E’ interessante notare come il collegio giudicante proponga una riflessione sulla denominazione “ingannevole” dello strumento finanziario venduto: si tratterebbe di una vera e propria “truffa delle etichette”, attuata attribuendo ad un complesso strumento derivato un più “rassicurante” riferimento ad un titolo di stato italiano (“BTP Tel” o “index” oppure ancora “online”). Anche in considerazione dell’opacità dello strumento e del suo nome (!), quindi, la banca avrebbe dovuto adempiere ai propri obblighi informativi con particolare scrupolo e fornire tutti gli avvertimenti del caso.
C’è poi un secondo aspetto, molto interessante, collegato al rapporto tra il promotore finanziario infedele e l’intermediario che ha sottoscritto i relativi contratti finanziari. A tal riguardo, l’articolo 31 del TUF è chiaro nello stabilire che “il soggetto abilitato che conferisce l’incarico è responsabile in solido dei danni arrecati a terzi dal promotore finanziario”. Il collegio perugino applica tale previsione riconoscendo in capo all’intermediario bancario “una responsabilità oggettiva e indiretta che opera per il solo fatto che la condotta illecita del promotore rientri nel quadro delle attività funzionali all’esercizio delle incombenze allo stesso affidate, con il solo limite del concorso doloso del cliente nella commissione del reato del promotore”.
Nelcaso di specie, peraltro, la Corte non ha ritenuto sussistente il concorso tra i due soggetti, nonostante la grande confidenza tra promotore infedele e cliente e, soprattutto, nonostante le forme irrituali con cui il denaro oggetto delle operazioni poi non concluse è stato consegnato al promotore.
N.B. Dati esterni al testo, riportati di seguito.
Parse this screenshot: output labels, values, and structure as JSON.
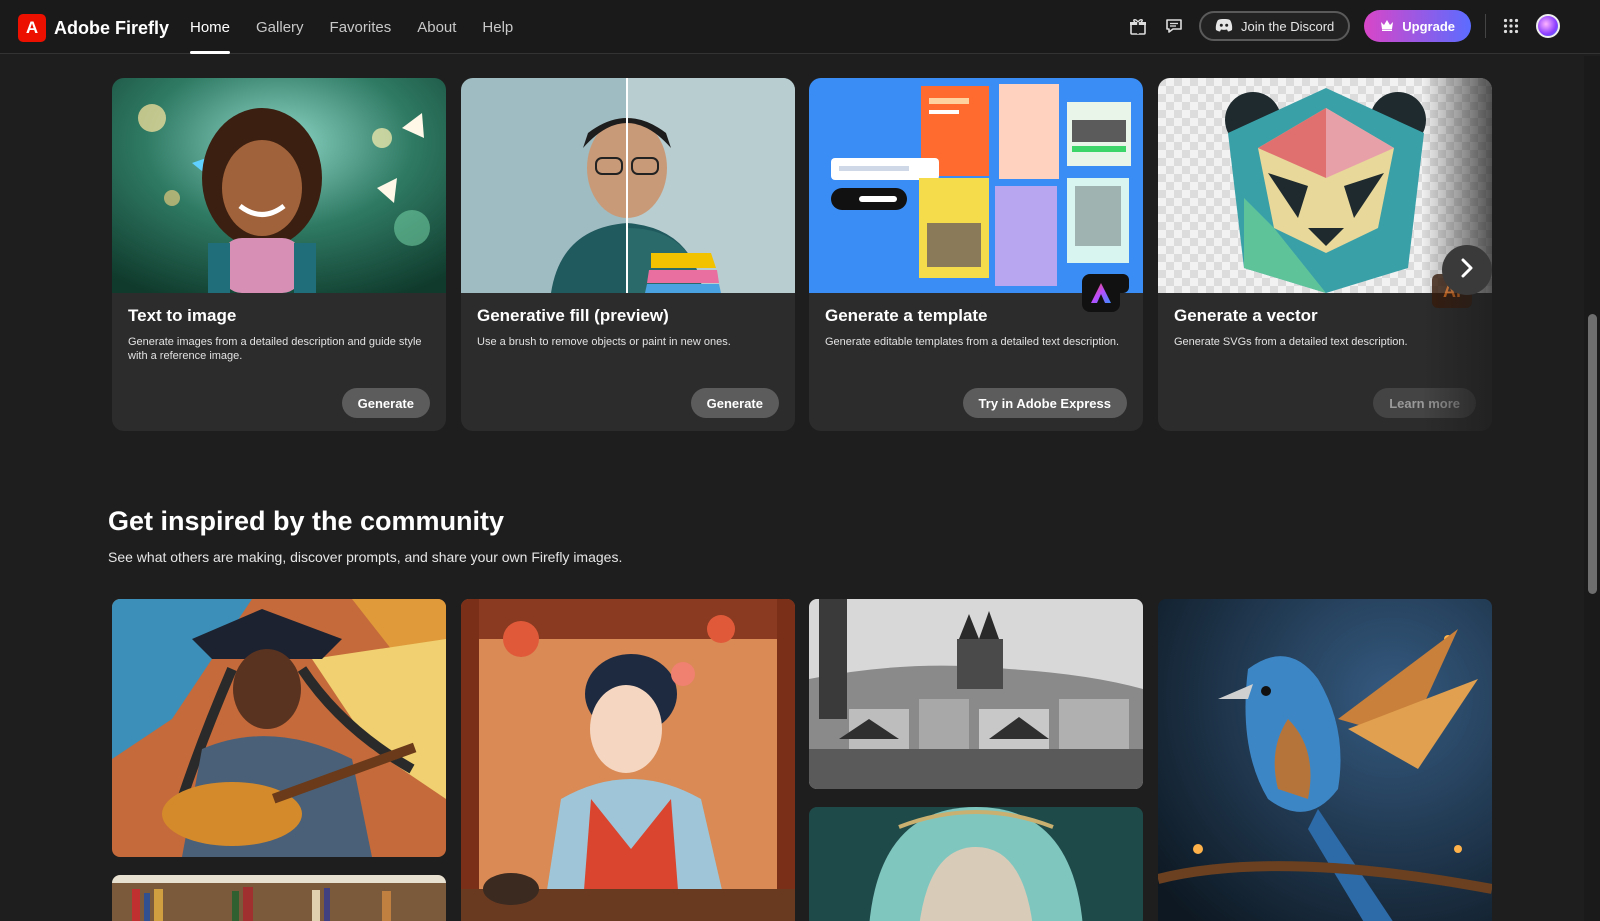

I fondi infatti venivano trasferiti direttamente in contanti e non tramite bonifico, allo scopo di realizzare un “piccolo imbroglio” (testuali parole rinvenute in una comunicazione del promotore) finalizzato all’acquisto dei titoli a danno della banca. L’imbroglio, alla fine, si è ritorto contro il cliente, poiché il promotore ha tenuto per sé il denaro versato, appropriandosene; alla luce di questa pronuncia, però, sembra lecito chiedersi se e quando, per la giurisprudenza italiana, un cliente potrà essere ritenuto correo del promotore (e non soltanto “vittima”).
In definitiva, la pronuncia perugina è davvero figlia del nostro tempo e conferma una certa tendenza alla tutela giudiziale dell’“investimento sballato”. Certamente, non si può sottacere come in queste operazioni l’intermediario rivesta una posizione di vantaggio indubbia, e che eventuali abusi debbano essere necessariamente sanzionati. Resta però la sensazione che il ricorso all’autorità giudiziaria stia diventando una sorta di “salvagente” per gli investitori sfortunati (o malaccorti) e che, soprattutto, il favor giudiziale per i risparmiatori sembra non arrestarsi neanche di fronte a certi “piccoli imbrogli” commessi da questi ultimi.